TASAKI has used its first Metal Jewellery Collection to make a pointed statement about where a pearl house can go next. The line, which went on sale on February 6, reworks icon designs from the TASAKI COLLECTION LINE in metal and centers the brand’s balance signature as precision spheres meant to layer with the pearl looks that made the house famous.
That move matters because TASAKI has spent decades building a language around pearls and diamonds, not around hard metals alone. Founded in 1954, the Japanese jeweler has long emphasized that it cultivates, selects, and processes its pearls in-house, a control chain that gives the brand unusual authority in a category where provenance and finish can matter as much as luster. By shifting one of its most recognizable ideas into metal, TASAKI is not abandoning pearl identity. It is testing how far that identity can extend.
The clearest clue lies in balance, the series that helped define the brand’s contemporary image. Designed by Thakoon Panichgul as his first collection for TASAKI in 2010, balance was inspired by balance balls and deliberately overturned traditional pearl-jewelry conventions. In other words, TASAKI’s new metal pieces are not a departure from its code so much as a translation of it. The spheres still read as TASAKI, but they now function more like modular design objects, the sort of pieces that can broaden a collector’s wardrobe without requiring a full pearl look.

That is the strategic signal. For a legacy pearl house, a metal-only extension can be read in three ways at once: diversification, a bid for younger or first-time luxury buyers who may reach for graphic gold or silver before pearls, and a reminder that pearl houses are no longer confined to classic strands and studs. The larger market implication is just as important. Pearl brands that can move into metal without diluting their signatures are better positioned to keep pearls relevant as daily jewelry, not just occasion jewelry.

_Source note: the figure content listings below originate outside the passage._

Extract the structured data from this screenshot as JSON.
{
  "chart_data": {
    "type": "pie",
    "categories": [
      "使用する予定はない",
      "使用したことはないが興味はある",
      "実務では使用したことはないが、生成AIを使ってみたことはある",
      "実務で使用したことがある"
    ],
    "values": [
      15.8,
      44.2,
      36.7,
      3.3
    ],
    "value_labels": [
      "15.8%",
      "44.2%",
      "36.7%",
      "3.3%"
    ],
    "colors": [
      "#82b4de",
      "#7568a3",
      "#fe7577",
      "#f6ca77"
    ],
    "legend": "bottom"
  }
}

MOMO of TWICE gives the collection a sharper cultural edge. TASAKI named her a brand partner on April 8, 2024, during its 70th-anniversary project, and she now fronts the campaign for the new line. That pairing links a house built on craftsmanship with a global pop figure who can carry the brand into a more fashion-driven conversation. For TASAKI, the metal collection reads less like a detour than a proof of concept: pearls remain the anchor, but the design language is now sturdy enough to stand in metal as well.